Have you got hours of video footage of your holidays and children that you would love to show to friends and family, but every time you bring the subject up eyes glaze over, excuses are made and the living room is cleared? Do you watch your own videos back with the remote in your hands and a finger on the fast forward button? I am sure you do, we all do, but there is an alternative. Planning.

As a video producer I plan every shot of the video, then every hour of the day, as everything is then edited it saves an awful lot of frustrating work. We will go into more depth about editing at a later date but in the meantime you should be thinking about in- camera editing. This can only be done well if the planning or pre-production has been done beforehand.

You are going on a trip and have decided to take the video camera with you, the next thing to do is work out what you are going to be doing each day and try to predict what moments will be worth capturing. You may think that this is impossible but even the most unpredictable fly on the wall documentaries are carefully scripted before hand. Every thing might change when you start shooting but the basis is there and if you try to stick to that, the finished programme will have a structure, be interesting and hopefully not to long.

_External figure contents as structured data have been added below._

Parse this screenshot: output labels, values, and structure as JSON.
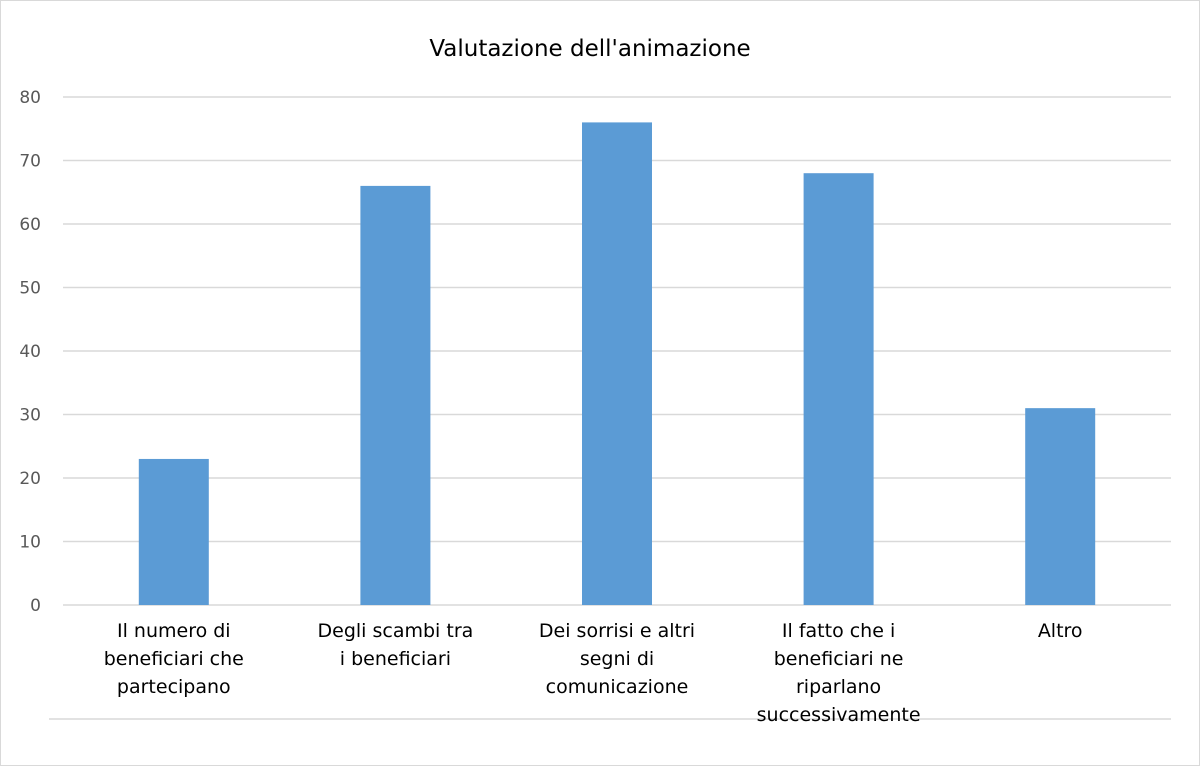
{
  "chart_data": {
    "type": "bar",
    "title": "Valutazione dell'animazione",
    "xlabel": "",
    "ylabel": "",
    "categories": [
      [
        "Il numero di",
        "beneficiari che",
        "partecipano"
      ],
      [
        "Degli scambi tra",
        "i beneficiari"
      ],
      [
        "Dei sorrisi e altri",
        "segni di",
        "comunicazione"
      ],
      [
        "Il fatto che i",
        "beneficiari ne",
        "riparlano",
        "successivamente"
      ],
      [
        "Altro"
      ]
    ],
    "values": [
      23,
      66,
      76,
      68,
      31
    ],
    "ylim": [
      0,
      80
    ],
    "yticks": [
      0,
      10,
      20,
      30,
      40,
      50,
      60,
      70,
      80
    ],
    "grid": true,
    "legend": "none",
    "bar_color": "#5b9bd5"
  }
}
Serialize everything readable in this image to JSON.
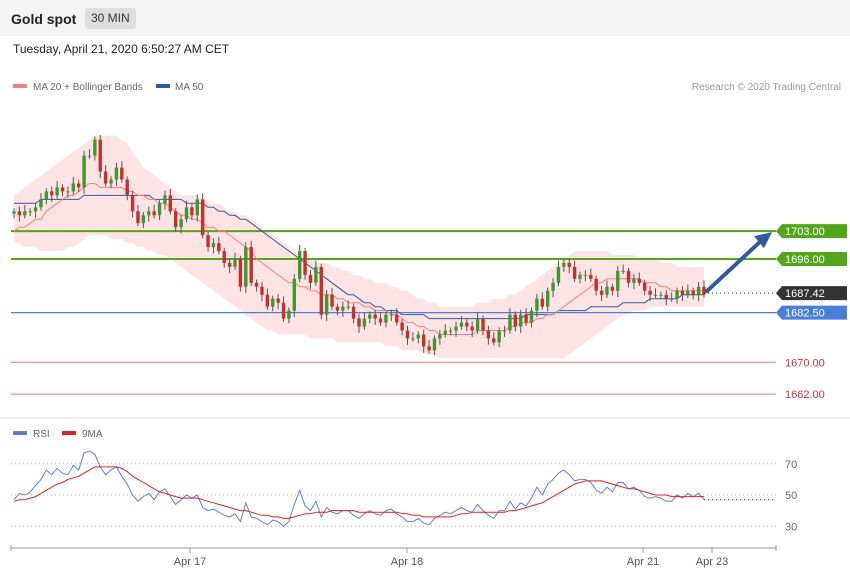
{
  "header": {
    "title": "Gold spot",
    "interval": "30 MIN",
    "datetime": "Tuesday, April 21, 2020 6:50:27 AM CET"
  },
  "credit": "Research © 2020 Trading Central",
  "colors": {
    "candle_up": "#3a9a2a",
    "candle_down": "#c4302b",
    "ma20": "#f08080",
    "bollinger_fill": "#fde0e0",
    "ma50": "#2f5a9e",
    "resistance": "#55a51c",
    "support": "#4a7ed9",
    "target": "#f07070",
    "rsi": "#5b7fd6",
    "rsi_ma": "#e02020",
    "arrow": "#2f5a9e"
  },
  "chart_data": [
    {
      "type": "candlestick",
      "legend": [
        {
          "name": "MA 20 + Bollinger Bands",
          "color": "#f08080"
        },
        {
          "name": "MA 50",
          "color": "#2f5a9e"
        }
      ],
      "x_tick_labels": [
        "Apr 17",
        "Apr 18",
        "Apr 21",
        "Apr 23"
      ],
      "ylim": [
        1658,
        1736
      ],
      "current_price": {
        "value": 1687.42,
        "label": "1687.42"
      },
      "levels": [
        {
          "kind": "resistance",
          "value": 1703.0,
          "label": "1703.00"
        },
        {
          "kind": "resistance",
          "value": 1696.0,
          "label": "1696.00"
        },
        {
          "kind": "support",
          "value": 1682.5,
          "label": "1682.50"
        },
        {
          "kind": "target",
          "value": 1670.0,
          "label": "1670.00"
        },
        {
          "kind": "target",
          "value": 1662.0,
          "label": "1662.00"
        }
      ],
      "forecast_arrow": {
        "from": 1687.42,
        "to": 1703.0,
        "direction": "up"
      },
      "closes": [
        1708,
        1707,
        1708,
        1708,
        1709,
        1711,
        1713,
        1712,
        1714,
        1713,
        1713,
        1715,
        1714,
        1722,
        1722,
        1726,
        1718,
        1715,
        1716,
        1719,
        1716,
        1712,
        1708,
        1705,
        1707,
        1708,
        1707,
        1710,
        1712,
        1708,
        1704,
        1706,
        1709,
        1707,
        1711,
        1702,
        1699,
        1700,
        1698,
        1695,
        1694,
        1696,
        1689,
        1699,
        1690,
        1689,
        1687,
        1684,
        1686,
        1685,
        1681,
        1683,
        1691,
        1698,
        1692,
        1690,
        1694,
        1682,
        1687,
        1684,
        1683,
        1684,
        1684,
        1681,
        1679,
        1681,
        1682,
        1681,
        1680,
        1682,
        1682,
        1680,
        1678,
        1676,
        1676,
        1677,
        1674,
        1673,
        1676,
        1677,
        1678,
        1678,
        1679,
        1680,
        1679,
        1678,
        1681,
        1678,
        1676,
        1675,
        1678,
        1678,
        1682,
        1679,
        1682,
        1680,
        1683,
        1686,
        1684,
        1688,
        1690,
        1694,
        1695,
        1694,
        1691,
        1692,
        1692,
        1691,
        1688,
        1687,
        1689,
        1688,
        1693,
        1693,
        1690,
        1691,
        1690,
        1688,
        1687,
        1687,
        1687,
        1686,
        1686,
        1688,
        1687,
        1688,
        1687,
        1689,
        1687
      ],
      "ma20": [
        1703,
        1704,
        1704,
        1705,
        1706,
        1706,
        1708,
        1709,
        1710,
        1711,
        1712,
        1712,
        1713,
        1714,
        1715,
        1715,
        1714,
        1714,
        1714,
        1714,
        1714,
        1713,
        1713,
        1712,
        1712,
        1711,
        1711,
        1710,
        1710,
        1709,
        1708,
        1707,
        1707,
        1706,
        1706,
        1705,
        1704,
        1704,
        1703,
        1703,
        1702,
        1701,
        1700,
        1699,
        1698,
        1696,
        1695,
        1694,
        1693,
        1692,
        1691,
        1690,
        1690,
        1689,
        1689,
        1688,
        1688,
        1687,
        1687,
        1687,
        1686,
        1686,
        1685,
        1685,
        1685,
        1684,
        1684,
        1683,
        1683,
        1683,
        1682,
        1682,
        1681,
        1680,
        1680,
        1679,
        1679,
        1678,
        1678,
        1677,
        1677,
        1677,
        1677,
        1677,
        1677,
        1677,
        1678,
        1678,
        1678,
        1678,
        1678,
        1678,
        1679,
        1679,
        1680,
        1680,
        1680,
        1681,
        1681,
        1682,
        1682,
        1683,
        1684,
        1685,
        1686,
        1687,
        1688,
        1689,
        1690,
        1690,
        1691,
        1691,
        1691,
        1691,
        1691,
        1691,
        1691,
        1690,
        1690,
        1690,
        1689,
        1689,
        1688,
        1688,
        1688,
        1688,
        1688,
        1688,
        1688
      ],
      "bb_upper": [
        1712,
        1713,
        1714,
        1715,
        1716,
        1717,
        1718,
        1719,
        1720,
        1721,
        1722,
        1723,
        1724,
        1725,
        1726,
        1727,
        1727,
        1727,
        1727,
        1727,
        1726,
        1725,
        1723,
        1721,
        1719,
        1718,
        1717,
        1716,
        1715,
        1714,
        1713,
        1712,
        1712,
        1712,
        1712,
        1711,
        1711,
        1710,
        1710,
        1709,
        1708,
        1708,
        1707,
        1707,
        1706,
        1705,
        1704,
        1703,
        1702,
        1701,
        1700,
        1699,
        1698,
        1697,
        1696,
        1696,
        1695,
        1695,
        1695,
        1694,
        1694,
        1693,
        1693,
        1692,
        1692,
        1691,
        1691,
        1690,
        1690,
        1690,
        1689,
        1689,
        1688,
        1688,
        1687,
        1686,
        1686,
        1685,
        1685,
        1684,
        1684,
        1684,
        1684,
        1684,
        1684,
        1684,
        1685,
        1685,
        1685,
        1686,
        1686,
        1686,
        1687,
        1687,
        1688,
        1689,
        1690,
        1691,
        1692,
        1693,
        1694,
        1695,
        1696,
        1697,
        1698,
        1698,
        1698,
        1698,
        1698,
        1698,
        1698,
        1697,
        1697,
        1697,
        1697,
        1697,
        1696,
        1696,
        1696,
        1696,
        1695,
        1695,
        1695,
        1694,
        1694,
        1694,
        1694,
        1694,
        1694
      ],
      "bb_lower": [
        1700,
        1700,
        1699,
        1699,
        1699,
        1698,
        1698,
        1698,
        1698,
        1698,
        1699,
        1699,
        1700,
        1701,
        1702,
        1702,
        1702,
        1702,
        1701,
        1701,
        1701,
        1700,
        1700,
        1699,
        1699,
        1698,
        1698,
        1697,
        1697,
        1696,
        1695,
        1694,
        1693,
        1692,
        1691,
        1690,
        1689,
        1688,
        1687,
        1686,
        1685,
        1684,
        1683,
        1682,
        1681,
        1680,
        1679,
        1678,
        1678,
        1677,
        1677,
        1677,
        1677,
        1677,
        1677,
        1676,
        1676,
        1676,
        1676,
        1676,
        1675,
        1675,
        1675,
        1675,
        1675,
        1675,
        1675,
        1675,
        1675,
        1674,
        1674,
        1674,
        1673,
        1673,
        1673,
        1673,
        1672,
        1672,
        1672,
        1671,
        1671,
        1671,
        1671,
        1671,
        1671,
        1671,
        1671,
        1671,
        1671,
        1671,
        1671,
        1671,
        1671,
        1671,
        1671,
        1671,
        1671,
        1671,
        1671,
        1671,
        1671,
        1671,
        1671,
        1672,
        1673,
        1674,
        1675,
        1676,
        1677,
        1678,
        1679,
        1680,
        1681,
        1682,
        1682,
        1683,
        1683,
        1683,
        1684,
        1684,
        1684,
        1684,
        1684,
        1684,
        1684,
        1684,
        1684,
        1684,
        1684
      ],
      "ma50": [
        1710,
        1710,
        1710,
        1710,
        1710,
        1711,
        1711,
        1711,
        1711,
        1711,
        1711,
        1711,
        1711,
        1712,
        1712,
        1712,
        1712,
        1712,
        1712,
        1712,
        1712,
        1712,
        1712,
        1712,
        1712,
        1712,
        1711,
        1711,
        1711,
        1711,
        1711,
        1711,
        1710,
        1710,
        1710,
        1710,
        1709,
        1709,
        1708,
        1708,
        1707,
        1707,
        1706,
        1706,
        1705,
        1704,
        1703,
        1702,
        1701,
        1700,
        1699,
        1698,
        1697,
        1696,
        1695,
        1694,
        1693,
        1692,
        1691,
        1690,
        1689,
        1688,
        1687,
        1687,
        1686,
        1685,
        1685,
        1684,
        1684,
        1683,
        1683,
        1683,
        1682,
        1682,
        1682,
        1682,
        1682,
        1681,
        1681,
        1681,
        1681,
        1681,
        1681,
        1681,
        1681,
        1681,
        1681,
        1681,
        1681,
        1681,
        1681,
        1681,
        1681,
        1681,
        1681,
        1682,
        1682,
        1682,
        1682,
        1682,
        1682,
        1683,
        1683,
        1683,
        1683,
        1683,
        1683,
        1684,
        1684,
        1684,
        1684,
        1684,
        1684,
        1685,
        1685,
        1685,
        1685,
        1685,
        1686,
        1686,
        1686,
        1686,
        1686,
        1686,
        1687,
        1687,
        1687,
        1687,
        1687
      ]
    },
    {
      "type": "line",
      "legend": [
        {
          "name": "RSI",
          "color": "#5b7fd6"
        },
        {
          "name": "9MA",
          "color": "#e02020"
        }
      ],
      "y_ticks": [
        "70",
        "50",
        "30"
      ],
      "ylim": [
        18,
        82
      ],
      "dotted_levels": [
        70,
        50,
        30
      ],
      "rsi": [
        47,
        51,
        50,
        52,
        56,
        60,
        66,
        63,
        67,
        64,
        63,
        69,
        66,
        77,
        78,
        76,
        68,
        63,
        66,
        68,
        62,
        57,
        50,
        46,
        49,
        51,
        47,
        52,
        54,
        49,
        44,
        47,
        50,
        48,
        50,
        42,
        40,
        41,
        39,
        37,
        36,
        38,
        33,
        45,
        36,
        35,
        33,
        31,
        34,
        33,
        30,
        33,
        44,
        53,
        43,
        40,
        46,
        36,
        42,
        39,
        38,
        40,
        40,
        37,
        35,
        38,
        40,
        38,
        37,
        40,
        41,
        38,
        36,
        33,
        33,
        35,
        32,
        31,
        35,
        37,
        39,
        38,
        40,
        42,
        40,
        39,
        44,
        40,
        37,
        35,
        40,
        40,
        46,
        41,
        45,
        43,
        48,
        55,
        50,
        57,
        60,
        64,
        66,
        63,
        59,
        60,
        60,
        58,
        53,
        51,
        55,
        52,
        58,
        58,
        54,
        55,
        53,
        49,
        48,
        49,
        48,
        46,
        46,
        50,
        48,
        51,
        49,
        51,
        47
      ],
      "ma9": [
        46,
        47,
        47,
        48,
        49,
        51,
        53,
        55,
        57,
        58,
        60,
        61,
        62,
        64,
        66,
        68,
        68,
        68,
        68,
        68,
        67,
        65,
        62,
        60,
        58,
        56,
        54,
        52,
        51,
        50,
        49,
        48,
        48,
        48,
        48,
        47,
        46,
        45,
        44,
        43,
        42,
        41,
        40,
        40,
        39,
        38,
        37,
        37,
        36,
        36,
        35,
        35,
        36,
        37,
        38,
        38,
        39,
        39,
        39,
        40,
        40,
        40,
        40,
        40,
        39,
        39,
        39,
        39,
        39,
        39,
        39,
        39,
        38,
        38,
        37,
        37,
        36,
        36,
        36,
        36,
        36,
        36,
        37,
        38,
        38,
        39,
        39,
        39,
        39,
        39,
        39,
        39,
        40,
        40,
        41,
        42,
        43,
        44,
        45,
        47,
        49,
        51,
        53,
        55,
        57,
        58,
        59,
        59,
        59,
        59,
        58,
        57,
        56,
        55,
        54,
        54,
        53,
        52,
        51,
        50,
        50,
        50,
        49,
        49,
        49,
        49,
        49,
        49,
        49
      ]
    }
  ]
}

If you are going to edit in camera, start with an establishing shot of your house. Then have some short shots inside, packing bags and picking up tickets. Stand at the end of the road and film the car driving past, let the car drive out of shot. Carry on in this vein building a picture on paper, keep the shots short, do not move the camera to much, never zoom in and out during the same shot and think at least two shots ahead.

You should be at your destination within a minute and to keep the film interesting your two weeks on holiday should last no more than half an hour on tape, maybe 45 minutes if you had a very interesting holiday. There is no harm is taking another tape to use when filming a boat race or similar long event but unless you were there or someone capsizes most viewers would be bored after a minute.

I recently had a job transferring about 5 hours of 20 year old 8mm film to VHS tape. Most of the film was animals and scenery at a safari park and very little of the family. It struck me straight away that the animals and scenery would look just the same today, but the people, now they really were interesting, all 10 minutes of them.

So to recap, plan ahead and keep it short, video people not hills, this way you will have fun making the film, also family and friends just might enjoy the end product, but do not bank on it!